Savanam Chandra Sekhar *

KL Business School, Koneru Lakshmaiah Education Foundation, KL University, India.

*Author to whom correspondence should be addressed.


Abstract

This study develops and empirically evaluates data-driven compensation strategies based on productivity elasticity using employee-level panel data across manufacturing, information technology, and public sectors. It examines the nonlinear and heterogeneous relationship between salary and employee productivity and evaluates whether elasticity-based compensation improves productivity, efficiency, and wage–productivity alignment compared with traditional pay systems. The study adopts a quantitative research design integrating panel econometric modelling, structural equation modelling (SEM), Difference-in-Differences (DiD), and stochastic frontier analysis. Results indicate a positive and statistically significant effect of salary on productivity (β₁ = 0.287, p < 0.001), with diminishing marginal returns (β₂ = −0.064, p < 0.001). Significant heterogeneity in productivity elasticity is observed across sectors, with higher responsiveness in knowledge-intensive roles.
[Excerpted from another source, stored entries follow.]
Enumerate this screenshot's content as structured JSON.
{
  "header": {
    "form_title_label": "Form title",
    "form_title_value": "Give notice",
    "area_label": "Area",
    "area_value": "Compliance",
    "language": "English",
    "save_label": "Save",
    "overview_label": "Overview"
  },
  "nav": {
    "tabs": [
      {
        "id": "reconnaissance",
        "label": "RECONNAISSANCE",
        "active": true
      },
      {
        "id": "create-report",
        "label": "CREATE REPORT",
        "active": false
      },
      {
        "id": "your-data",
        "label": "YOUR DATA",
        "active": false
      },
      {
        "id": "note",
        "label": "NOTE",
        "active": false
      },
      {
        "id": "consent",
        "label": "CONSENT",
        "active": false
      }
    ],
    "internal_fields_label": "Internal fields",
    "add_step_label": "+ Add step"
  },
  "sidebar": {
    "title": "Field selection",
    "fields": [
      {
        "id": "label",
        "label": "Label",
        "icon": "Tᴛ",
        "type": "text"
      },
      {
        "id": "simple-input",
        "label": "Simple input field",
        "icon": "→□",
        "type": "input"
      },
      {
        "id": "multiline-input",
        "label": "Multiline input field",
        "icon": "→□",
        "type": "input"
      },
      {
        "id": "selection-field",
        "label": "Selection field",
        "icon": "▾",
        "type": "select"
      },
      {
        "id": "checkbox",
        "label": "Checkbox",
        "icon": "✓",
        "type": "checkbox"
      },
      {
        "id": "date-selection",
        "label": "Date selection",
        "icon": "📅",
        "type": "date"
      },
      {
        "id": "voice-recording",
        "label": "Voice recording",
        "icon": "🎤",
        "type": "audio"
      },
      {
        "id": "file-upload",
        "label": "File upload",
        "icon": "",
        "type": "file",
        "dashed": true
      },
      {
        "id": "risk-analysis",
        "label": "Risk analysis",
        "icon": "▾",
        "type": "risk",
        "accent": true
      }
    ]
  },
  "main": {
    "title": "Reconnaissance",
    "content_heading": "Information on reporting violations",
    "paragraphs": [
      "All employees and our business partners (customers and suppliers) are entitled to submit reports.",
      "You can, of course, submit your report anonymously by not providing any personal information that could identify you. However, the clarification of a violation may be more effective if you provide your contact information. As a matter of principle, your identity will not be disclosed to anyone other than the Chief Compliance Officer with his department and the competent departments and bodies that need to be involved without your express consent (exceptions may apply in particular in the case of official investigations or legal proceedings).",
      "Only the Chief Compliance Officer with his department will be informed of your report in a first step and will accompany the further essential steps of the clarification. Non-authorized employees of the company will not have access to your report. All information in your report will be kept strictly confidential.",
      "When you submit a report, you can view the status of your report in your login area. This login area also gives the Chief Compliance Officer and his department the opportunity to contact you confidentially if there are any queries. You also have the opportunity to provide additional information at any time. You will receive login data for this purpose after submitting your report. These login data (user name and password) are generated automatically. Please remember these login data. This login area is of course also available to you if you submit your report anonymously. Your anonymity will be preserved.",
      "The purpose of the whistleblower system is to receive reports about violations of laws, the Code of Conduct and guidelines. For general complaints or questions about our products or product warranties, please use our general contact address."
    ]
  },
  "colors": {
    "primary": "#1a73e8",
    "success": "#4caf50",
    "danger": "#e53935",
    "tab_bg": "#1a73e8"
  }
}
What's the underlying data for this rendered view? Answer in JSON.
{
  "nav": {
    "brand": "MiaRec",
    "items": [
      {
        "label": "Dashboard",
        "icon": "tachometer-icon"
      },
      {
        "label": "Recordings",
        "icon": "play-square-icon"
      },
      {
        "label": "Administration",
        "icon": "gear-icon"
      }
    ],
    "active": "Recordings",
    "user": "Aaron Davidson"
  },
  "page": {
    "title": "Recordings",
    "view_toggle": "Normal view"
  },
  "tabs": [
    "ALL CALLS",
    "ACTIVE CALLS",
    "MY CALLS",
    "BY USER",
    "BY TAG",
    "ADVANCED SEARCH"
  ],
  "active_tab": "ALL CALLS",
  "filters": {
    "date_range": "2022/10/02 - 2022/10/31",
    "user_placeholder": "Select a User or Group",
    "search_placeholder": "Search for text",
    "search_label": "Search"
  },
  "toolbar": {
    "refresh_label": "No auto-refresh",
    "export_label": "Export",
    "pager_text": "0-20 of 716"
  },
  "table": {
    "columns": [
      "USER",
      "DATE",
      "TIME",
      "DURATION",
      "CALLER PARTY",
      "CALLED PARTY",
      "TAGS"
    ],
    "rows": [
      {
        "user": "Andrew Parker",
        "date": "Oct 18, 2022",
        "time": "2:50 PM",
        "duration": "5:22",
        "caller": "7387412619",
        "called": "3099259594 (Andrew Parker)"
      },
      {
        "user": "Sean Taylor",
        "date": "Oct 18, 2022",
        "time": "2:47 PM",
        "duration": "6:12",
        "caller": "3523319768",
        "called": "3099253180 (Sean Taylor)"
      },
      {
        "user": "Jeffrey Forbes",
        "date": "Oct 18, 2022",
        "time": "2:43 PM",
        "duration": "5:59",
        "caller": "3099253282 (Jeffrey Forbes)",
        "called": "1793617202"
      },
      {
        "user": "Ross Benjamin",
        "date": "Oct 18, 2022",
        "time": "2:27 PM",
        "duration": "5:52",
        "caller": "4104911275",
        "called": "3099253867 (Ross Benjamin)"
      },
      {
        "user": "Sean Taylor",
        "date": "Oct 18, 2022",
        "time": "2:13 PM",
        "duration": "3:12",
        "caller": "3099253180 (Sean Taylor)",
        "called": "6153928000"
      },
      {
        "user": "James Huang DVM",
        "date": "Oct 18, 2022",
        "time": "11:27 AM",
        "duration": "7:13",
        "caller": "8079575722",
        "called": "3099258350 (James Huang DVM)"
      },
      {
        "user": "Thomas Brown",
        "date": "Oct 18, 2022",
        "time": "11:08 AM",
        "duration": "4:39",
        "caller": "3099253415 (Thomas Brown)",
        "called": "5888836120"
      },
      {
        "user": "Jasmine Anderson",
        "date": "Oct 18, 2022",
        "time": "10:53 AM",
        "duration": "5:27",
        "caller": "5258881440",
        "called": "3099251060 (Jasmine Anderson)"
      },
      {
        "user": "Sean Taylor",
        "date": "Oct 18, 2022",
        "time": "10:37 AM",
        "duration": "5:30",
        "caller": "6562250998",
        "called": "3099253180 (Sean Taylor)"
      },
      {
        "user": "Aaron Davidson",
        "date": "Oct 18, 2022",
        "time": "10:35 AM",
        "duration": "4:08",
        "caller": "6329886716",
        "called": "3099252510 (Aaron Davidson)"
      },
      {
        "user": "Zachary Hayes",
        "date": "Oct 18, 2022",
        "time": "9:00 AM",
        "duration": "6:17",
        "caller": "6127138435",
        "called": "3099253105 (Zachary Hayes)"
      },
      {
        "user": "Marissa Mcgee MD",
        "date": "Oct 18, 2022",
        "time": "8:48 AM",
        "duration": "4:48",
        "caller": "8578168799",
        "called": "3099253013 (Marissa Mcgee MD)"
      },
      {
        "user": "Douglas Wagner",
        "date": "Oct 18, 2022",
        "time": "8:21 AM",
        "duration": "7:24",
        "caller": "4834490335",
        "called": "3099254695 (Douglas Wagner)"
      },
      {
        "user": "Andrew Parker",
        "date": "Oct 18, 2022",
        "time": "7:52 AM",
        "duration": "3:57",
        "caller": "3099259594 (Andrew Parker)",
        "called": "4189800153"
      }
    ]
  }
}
Elasticity-based compensation increases productivity by approximately 8.3%, improves efficiency (0.82 vs 0.71), and reduces wage–productivity misalignment by about 30%. Dynamic panel estimates confirm sustained productivity gains from time-varying compensation. The findings demonstrate that elasticity-based, data-driven compensation systems provide a more efficient, adaptive, and equitable alternative to traditional salary structures.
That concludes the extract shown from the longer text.